Ensuite, il s’est marié et s’est installé dans le XXe, rue Bisson. Concernant son arrestation le 14 mai 1941, c’est l’histoire de presque 4 000 Juifs polonais. Comme il n’avait rien à se reprocher, il s’est présenté au commissariat de police des Lilas, avec son “billet vert”. Il a été interné au camp de Pithiviers où on lui a proposé de travailler : à la ferme comme ouvrier agricole à Outarville et à la sucrerie près du camp. Il a accepté car il a toujours travaillé. Comme c’était un bon ouvrier, cela lui a permis non seulement de pouvoir partir un week-end à Paris, mais surtout cela lui a permis de s’évader le 31 mars 1942 vers 15 heures. J’ai retrouvé dans les archives départementales du Loiret le rapport de gendarmerie daté du 1er avril 1942 du commandant du camp, sur son évasion. Mon père s’évada du camp avec une vache pour alibi. Puis il vola la bicyclette d’un gendarme et parcourut à travers champs environ 15 kilomètres. Deux gendarmes le cherchaient à bicyclette. Il prit un train de voyageurs entre Pithiviers et Toury. Les femmes qui étaient venues au marché le cachèrent dans le wagon. Avant d’arriver à Toury, il sortit et prit un billet pour Paris. Il n’avait pas d’argent au camp, un copain du camp lui avait prêté 100 francs. À Toury, les gendarmes circulaient. Il prit peur. Il saisit une fourche et fit semblant de travailler. Il monta dans le train en direction de Paris. À la gare d’Austerlitz, il y avait la Gestapo partout. Il est rentré dans le métro. Il a été un peu suivi. Il arriva chez ses parents à 22 h au 75 rue de Montreuil Paris 11e. Sa mère ne le reconnut pas tout de suite, il pesait 45 kilos. Après son évasion, il n’est pas rentré chez lui, mais il a passé une heure auprès de ses parents car il était recherché.

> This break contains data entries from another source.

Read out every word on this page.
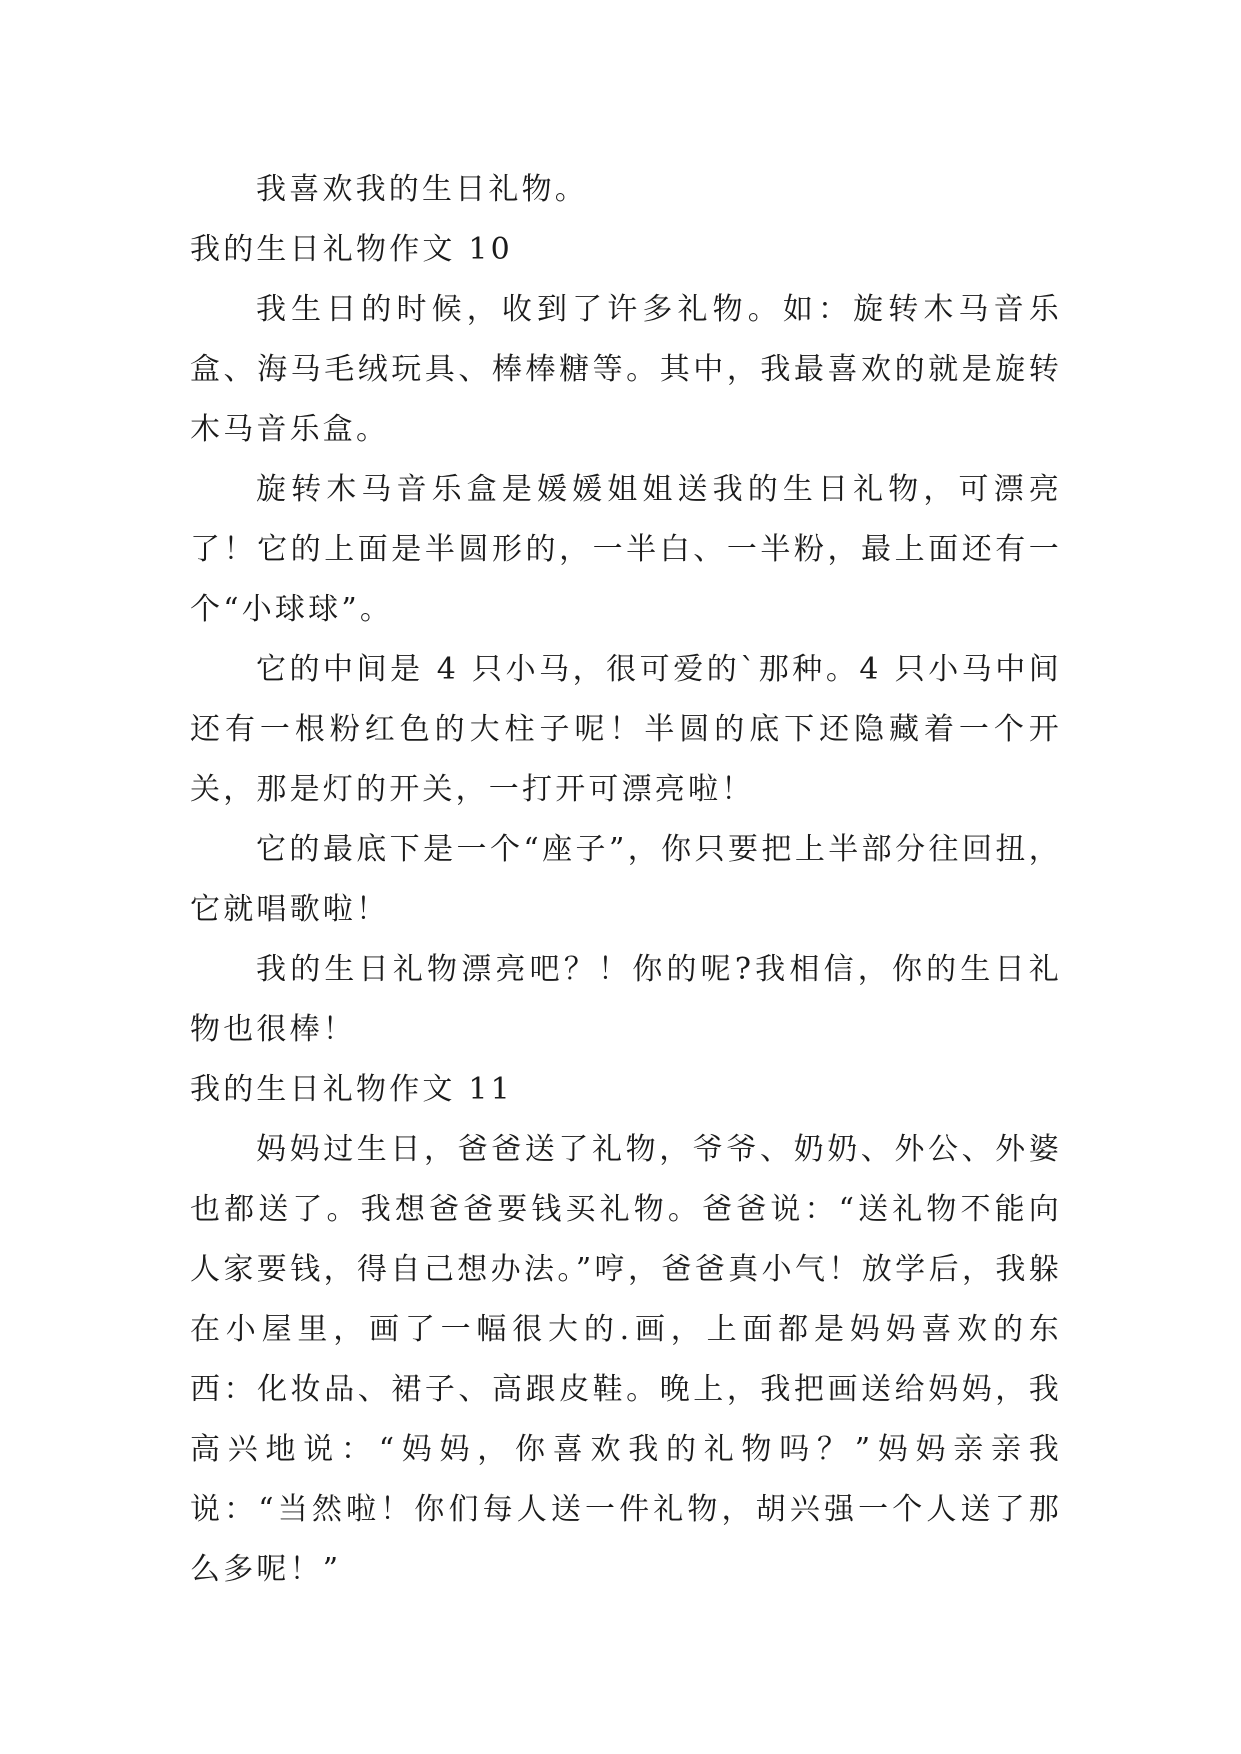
我喜欢我的生日礼物。

我的生日礼物作文 10

我生日的时候，收到了许多礼物。如：旋转木马音乐盒、海马毛绒玩具、棒棒糖等。其中，我最喜欢的就是旋转木马音乐盒。

旋转木马音乐盒是媛媛姐姐送我的生日礼物，可漂亮了！它的上面是半圆形的，一半白、一半粉，最上面还有一个“小球球”。

它的中间是 4 只小马，很可爱的`那种。4 只小马中间还有一根粉红色的大柱子呢！半圆的底下还隐藏着一个开关，那是灯的开关，一打开可漂亮啦！

它的最底下是一个“座子”，你只要把上半部分往回扭，它就唱歌啦！

我的生日礼物漂亮吧？！你的呢?我相信，你的生日礼物也很棒！

我的生日礼物作文 11

妈妈过生日，爸爸送了礼物，爷爷、奶奶、外公、外婆也都送了。我想爸爸要钱买礼物。爸爸说：“送礼物不能向人家要钱，得自己想办法。”哼，爸爸真小气！放学后，我躲在小屋里，画了一幅很大的.画，上面都是妈妈喜欢的东西：化妆品、裙子、高跟皮鞋。晚上，我把画送给妈妈，我高兴地说：“妈妈，你喜欢我的礼物吗？”妈妈亲亲我说：“当然啦！你们每人送一件礼物，胡兴强一个人送了那么多呢！”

Ensuite, parti en zone non occupée, il a été arrêté et mis en résidence surveillée en Charente pour défaut de papiers d’identité qu’on lui avait subtilisés le 14 mai 1941. Il travaillait dans une ferme à Chabanais comme charretier. Après Chabanais, il a retrouvé une partie de sa famille à Limoges. Ma tante Rivka-Régine était partie avant la rafle du Vel d’Hiv avec une bonne partie de sa famille paternelle en zone libre à Limoges. Elle avait perdu son mari à Zuydcoote en 1940. Elle vivait avec un compagnon, Maurice, qui a été arrêté, interné à Drancy, puis déporté à Auschwitz dans le convoi 69. Maurice a appris la naissance de son fils pendant son internement et mon cousin Daniel a été néanmoins circoncis à Limoges dans un contexte très difficile. Mes oncles David, 17 ans, et Henri, 15 ans, sont partis dans la résistance. Ma grand-mère paternelle a été dénoncée et arrêtée à Limoges, puis internée dans différents camps du sud de la France pour finir à Gurs. Juste avant la Pâque juive, le 13 avril 1943, du camp de Gurs, elle a envoyé un courrier extraordinaire à ses enfants. J’en suis l’héritier.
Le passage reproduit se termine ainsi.